Anche perchè quel che è peggio è che questo trucco viene usato anche con particolari che non c'è alcun bisogno di tenere poi così segreti.
Ad esempio, Katherine, la sorella di Peter, ha un laboratorio sotterraneo segreto nell'edificio che ospita lo Smithsonian Museum, in cui conduce esperimenti importantissimi e segretissimi, a cui si accede attraverso uno spazio (sotterraneo anch'esso) di 3.000 metri quadri completamente immerso nel buio. C'è un solo modo per non perdersi in quell'oscurità sterminata, ma naturalmente dobbiamo penare un centinaio di pagine prima di apprenderlo.

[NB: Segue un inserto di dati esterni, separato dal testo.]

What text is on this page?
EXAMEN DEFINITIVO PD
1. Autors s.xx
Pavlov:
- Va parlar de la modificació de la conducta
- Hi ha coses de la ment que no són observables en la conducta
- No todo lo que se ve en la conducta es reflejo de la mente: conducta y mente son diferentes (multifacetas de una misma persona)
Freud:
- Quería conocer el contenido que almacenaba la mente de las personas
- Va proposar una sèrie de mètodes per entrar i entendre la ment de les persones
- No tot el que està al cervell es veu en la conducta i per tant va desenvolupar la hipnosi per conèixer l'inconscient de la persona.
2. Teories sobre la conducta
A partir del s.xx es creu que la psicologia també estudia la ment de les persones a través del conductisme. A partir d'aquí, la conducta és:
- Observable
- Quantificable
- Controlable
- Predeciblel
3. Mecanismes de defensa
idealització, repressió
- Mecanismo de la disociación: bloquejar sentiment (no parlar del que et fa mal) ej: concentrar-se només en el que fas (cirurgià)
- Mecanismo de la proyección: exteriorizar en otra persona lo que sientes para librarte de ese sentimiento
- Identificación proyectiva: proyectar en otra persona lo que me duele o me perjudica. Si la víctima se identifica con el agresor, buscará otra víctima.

Detto tra noi, il sistema infallibile è un sentiero di moquette che conduce al laboratorio, mentre il resto del pavimento è in cemento.
Se per caso state pensando che un immensa stanza buia, senza alcun sistema di illuminazione di emergenza non si rivelerà un buon affare quando l'emergenza si verificherà (e state certi che si verificherà!), beh, complimenti: siete delle persone dotate di normale buon senso.
Se poi a questo aggiungete che il laboratorio segretissimo e misteriosissimo immerso nell'oscurità ha, all'ingresso principale, sistemi di sicurezza e sorveglianza altamente tecnologici, e sul retro invece una saracinesca per il carico e scarico merci che chiunque può aprire...beh, avete un quadro completo della situazione, e di quanto il buon senso sia merce rara, oggi giorno.

Altro esempio, Langdon, nel partire per Washington, ha portato con sè un oggetto che Peter gli ha chiesto di custodire, e tanto fa su richiesta telefonica dello psicopatico/finto assitente del suo mentore.
Naturalmente sarebbe stato troppo sperare che questo piccolo dettaglio ci venisse svelato al momento della partenza di Langdon; invece ci viene rivelato soltanto un centinaio di pagine dopo, quando la mano mozzata è stata ritrovata, lo psicopatico minaccia Langdon per telefono e la CIA è giunta sul posto per occuparsi del caso; solo allora, casualmente, al professore viene in mente che il finto assistente di Solomon gli aveva chiesto di portare quel particolare oggetto con sè; e solo allora la sua mente viene sfiorata dal dubbio che forse quell'oggetto c'entri qualcosa con questa vicenda. Come possa aver dimenticato che lo psicopatico gli abbia chiesto quell'oggetto, e come possa non aver intuito immediatamente che deve essere collegato al rapimento, rimane un mistero.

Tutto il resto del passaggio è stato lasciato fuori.